I tried to solve this by adding all-zero columns to my data_matrix and sample files (adding "fake-samples" to both).

Don't do this. Go back to the original data. Adding the zeros is what causes the error "every gene contains at least one zero...". I can't think of any Bioconductor packages that want you to add pseudo-data or pseudo-samples.

Secondly, mm0 is not defined correctly. It is the same as mm1 essentially (but without taking care of the 0 columns). You may need to chat with a statistician about the role of mm1 and mm0. mm0 should have the columns of mm1 removed that you want to test. And don't forget to provide mm1 and mm0 to DESeq():

dds <- DESeq(dds, test="LRT", full=mm1, reduced=mm0)
ADD COMMENT
0
Entering edit mode

Thank you Michael,

I was trying the strategy with "fake samples" because I thought they would be ignored aftermath, but I stopped that. Yesterday I could manage to give the full matrix (including the incomplete condition) to DEseq2 by just defining it manually, and now LRT is finally working on all my samples. I am using LRT as follows:

LRT_int <- DESeq(DEmat, test="LRT", full = ~ Bch + Fl + St + Fl:St, reduced = ~ Bch + Fl + St)

Here, I included the batch (Bch) effect in the model (because due to technical issues the RNAseq samples ended up being split into different batches..), and this brought me to a new question:

When I want to see the interaction effect, I should only remove from the equation the interaction (Fl:St) term, is that right? So the batch has to stay in the reduced model, otherwise would be also tested together with the interaction term.

Also, when I want to see the effect of St alone, I should remove only St, because if I would remove both St and Fl:St, then I would be testing for both terms, right?

Thank you once again.

ADD REPLY
0
Entering edit mode

Oh, I just realised of this warning message after running DEseq(LRT) with my manually-entered-factors matrix:

the design formula contains one or more numeric variables with integer values, specifying a model with increasing fold change for higher values. did you mean for this to be a factor? if so, first convert this variable to a factor using the factor() function the design formula contains one or more numeric variables that have mean or standard deviation larger than 5 (an arbitrary threshold to trigger this message). Including numeric variables with large mean can induce collinearity with the intercept. Users should center and scale numeric variables in the design to improve GLM convergence.

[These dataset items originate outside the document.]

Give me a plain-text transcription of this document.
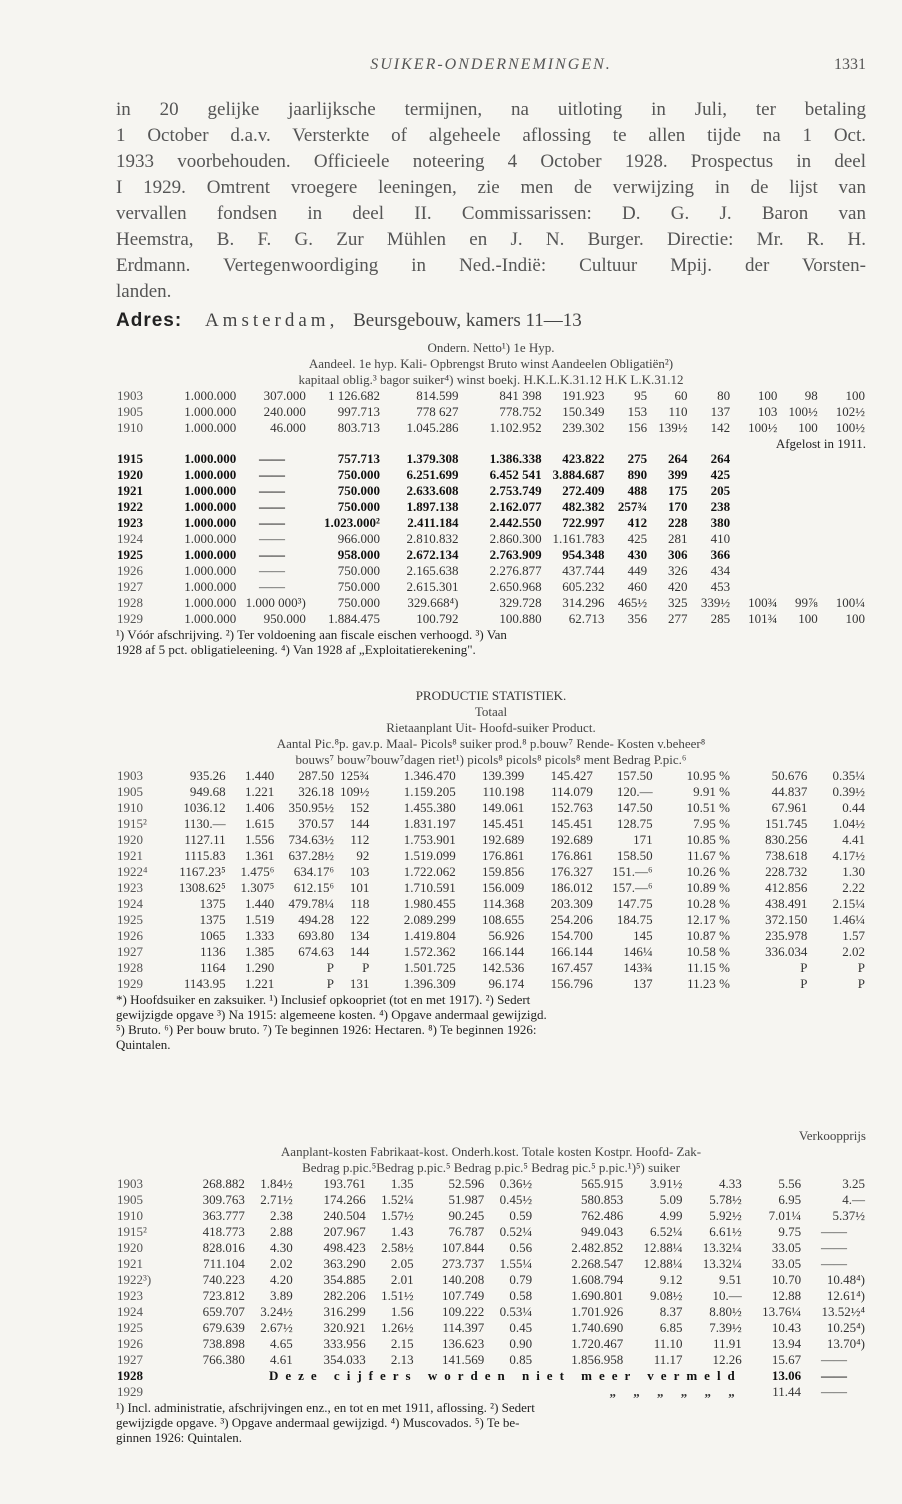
SUIKER-ONDERNEMINGEN.	1331

in 20 gelijke jaarlijksche termijnen, na uitloting in Juli, ter betaling

1 October d.a.v. Versterkte of algeheele aflossing te allen tijde na 1 Oct.

1933 voorbehouden. Officieele noteering 4 October 1928. Prospectus in deel

I 1929. Omtrent vroegere leeningen, zie men de verwijzing in de lijst van

vervallen fondsen in deel II. Commissarissen: D. G. J. Baron van

Heemstra, B. F. G. Zur Mühlen en J. N. Burger. Directie: Mr. R. H.

Erdmann. Vertegenwoordiging in Ned.-Indië: Cultuur Mpij. der Vorsten-

landen.

Adres: Amsterdam, Beursgebouw, kamers 11—13
Ondern. Netto¹) 1e Hyp.
Aandeel. 1e hyp. Kali- Opbrengst Bruto winst Aandeelen Obligatiën²)
kapitaal oblig.³ bagor suiker⁴) winst boekj. H.K.L.K.31.12 H.K L.K.31.12
1903	1.000.000	307.000	1 126.682	814.599	841 398	191.923	95	60	80	100	98	100
1905	1.000.000	240.000	997.713	778 627	778.752	150.349	153	110	137	103	100½	102½
1910	1.000.000	46.000	803.713	1.045.286	1.102.952	239.302	156	139½	142	100½	100	100½
Afgelost in 1911.
1915	1.000.000	——	757.713	1.379.308	1.386.338	423.822	275	264	264			
1920	1.000.000	——	750.000	6.251.699	6.452 541	3.884.687	890	399	425			
1921	1.000.000	——	750.000	2.633.608	2.753.749	272.409	488	175	205			
1922	1.000.000	——	750.000	1.897.138	2.162.077	482.382	257¾	170	238			
1923	1.000.000	——	1.023.000²	2.411.184	2.442.550	722.997	412	228	380			
1924	1.000.000	——	966.000	2.810.832	2.860.300	1.161.783	425	281	410			
1925	1.000.000	——	958.000	2.672.134	2.763.909	954.348	430	306	366			
1926	1.000.000	——	750.000	2.165.638	2.276.877	437.744	449	326	434			
1927	1.000.000	——	750.000	2.615.301	2.650.968	605.232	460	420	453			
1928	1.000.000	1.000 000³)	750.000	329.668⁴)	329.728	314.296	465½	325	339½	100¾	99⅞	100¼
1929	1.000.000	950.000	1.884.475	100.792	100.880	62.713	356	277	285	101¾	100	100
¹) Vóór afschrijving. ²) Ter voldoening aan fiscale eischen verhoogd. ³) Van
1928 af 5 pct. obligatieleening. ⁴) Van 1928 af „Exploitatierekening".
PRODUCTIE STATISTIEK.
Totaal
Rietaanplant Uit- Hoofd-suiker Product.
Aantal Pic.⁸p. gav.p. Maal- Picols⁸ suiker prod.⁸ p.bouw⁷ Rende- Kosten v.beheer⁸
bouws⁷ bouw⁷bouw⁷dagen riet¹) picols⁸ picols⁸ picols⁸ ment Bedrag P.pic.⁶
1903	935.26	1.440	287.50	125¾	1.346.470	139.399	145.427	157.50	10.95 %	50.676	0.35¼
1905	949.68	1.221	326.18	109½	1.159.205	110.198	114.079	120.—	9.91 %	44.837	0.39½
1910	1036.12	1.406	350.95½	152	1.455.380	149.061	152.763	147.50	10.51 %	67.961	0.44
1915²	1130.—	1.615	370.57	144	1.831.197	145.451	145.451	128.75	7.95 %	151.745	1.04½
1920	1127.11	1.556	734.63½	112	1.753.901	192.689	192.689	171	10.85 %	830.256	4.41
1921	1115.83	1.361	637.28½	92	1.519.099	176.861	176.861	158.50	11.67 %	738.618	4.17½
1922⁴	1167.23⁵	1.475⁶	634.17⁶	103	1.722.062	159.856	176.327	151.—⁶	10.26 %	228.732	1.30
1923	1308.62⁵	1.307⁵	612.15⁶	101	1.710.591	156.009	186.012	157.—⁶	10.89 %	412.856	2.22
1924	1375	1.440	479.78¼	118	1.980.455	114.368	203.309	147.75	10.28 %	438.491	2.15¼
1925	1375	1.519	494.28	122	2.089.299	108.655	254.206	184.75	12.17 %	372.150	1.46¼
1926	1065	1.333	693.80	134	1.419.804	56.926	154.700	145	10.87 %	235.978	1.57
1927	1136	1.385	674.63	144	1.572.362	166.144	166.144	146¼	10.58 %	336.034	2.02
1928	1164	1.290	P	P	1.501.725	142.536	167.457	143¾	11.15 %	P	P
1929	1143.95	1.221	P	131	1.396.309	96.174	156.796	137	11.23 %	P	P
*) Hoofdsuiker en zaksuiker. ¹) Inclusief opkoopriet (tot en met 1917). ²) Sedert
gewijzigde opgave ³) Na 1915: algemeene kosten. ⁴) Opgave andermaal gewijzigd.
⁵) Bruto. ⁶) Per bouw bruto. ⁷) Te beginnen 1926: Hectaren. ⁸) Te beginnen 1926:
Quintalen.
Verkoopprijs
Aanplant-kosten Fabrikaat-kost. Onderh.kost. Totale kosten Kostpr. Hoofd- Zak-
Bedrag p.pic.⁵Bedrag p.pic.⁵ Bedrag p.pic.⁵ Bedrag pic.⁵ p.pic.¹)⁵) suiker
1903	268.882	1.84½	193.761	1.35	52.596	0.36½	565.915	3.91½	4.33	5.56	3.25
1905	309.763	2.71½	174.266	1.52¼	51.987	0.45½	580.853	5.09	5.78½	6.95	4.—
1910	363.777	2.38	240.504	1.57½	90.245	0.59	762.486	4.99	5.92½	7.01¼	5.37½
1915²	418.773	2.88	207.967	1.43	76.787	0.52¼	949.043	6.52¼	6.61½	9.75	——
1920	828.016	4.30	498.423	2.58½	107.844	0.56	2.482.852	12.88¼	13.32¼	33.05	——
1921	711.104	2.02	363.290	2.05	273.737	1.55¼	2.268.547	12.88¼	13.32¼	33.05	——
1922³)	740.223	4.20	354.885	2.01	140.208	0.79	1.608.794	9.12	9.51	10.70	10.48⁴)
1923	723.812	3.89	282.206	1.51½	107.749	0.58	1.690.801	9.08½	10.—	12.88	12.61⁴)
1924	659.707	3.24½	316.299	1.56	109.222	0.53¼	1.701.926	8.37	8.80½	13.76¼	13.52½⁴
1925	679.639	2.67½	320.921	1.26½	114.397	0.45	1.740.690	6.85	7.39½	10.43	10.25⁴)
1926	738.898	4.65	333.956	2.15	136.623	0.90	1.720.467	11.10	11.91	13.94	13.70⁴)
1927	766.380	4.61	354.033	2.13	141.569	0.85	1.856.958	11.17	12.26	15.67	——
1928	Deze cijfers worden niet meer vermeld									13.06	——
1929	„ „ „ „ „ „									11.44	——
¹) Incl. administratie, afschrijvingen enz., en tot en met 1911, aflossing. ²) Sedert
gewijzigde opgave. ³) Opgave andermaal gewijzigd. ⁴) Muscovados. ⁵) Te be-
ginnen 1926: Quintalen.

This is because I made all my factor levels numerical.. If I keep them non-numerical, then I get the full rank error:

the model matrix is not full rank, so the model cannot be fit as specified. Levels or combinations of levels without any samples have resulted in column(s) of zeros in the model matrix.

So I guess that the results from LRT_int may not be correct?

If using the manually entered dataset is not working properly, then I think that another option would be to remove the incomplete condition from my data, run the LRT tests on the new data, and afterwards do Wald contrasts on the excluded condition...

Is there a better idea?

ADD REPLY
0
Entering edit mode

Can we go back to my suggestion where you form mm0 properly? In the first post, mm0 was just mm1 but without taking care of the 0 columns.

mm0 should be a matrix that represents the null (removing variables of interest in testing and leaving only variables that you want to control for).

ADD REPLY
0
Entering edit mode

Hi Michael,

Thank you for your message. I tried now to go back to the mm1/mm0 as you advised, and I think it worked :)

I started with the dds without the interaction because I cannot run the function with the missing condition, otherwise:

dds <- DESeqDataSetFromMatrix(countData = counts_data, colData = colData, design = ~ shear + stiffness)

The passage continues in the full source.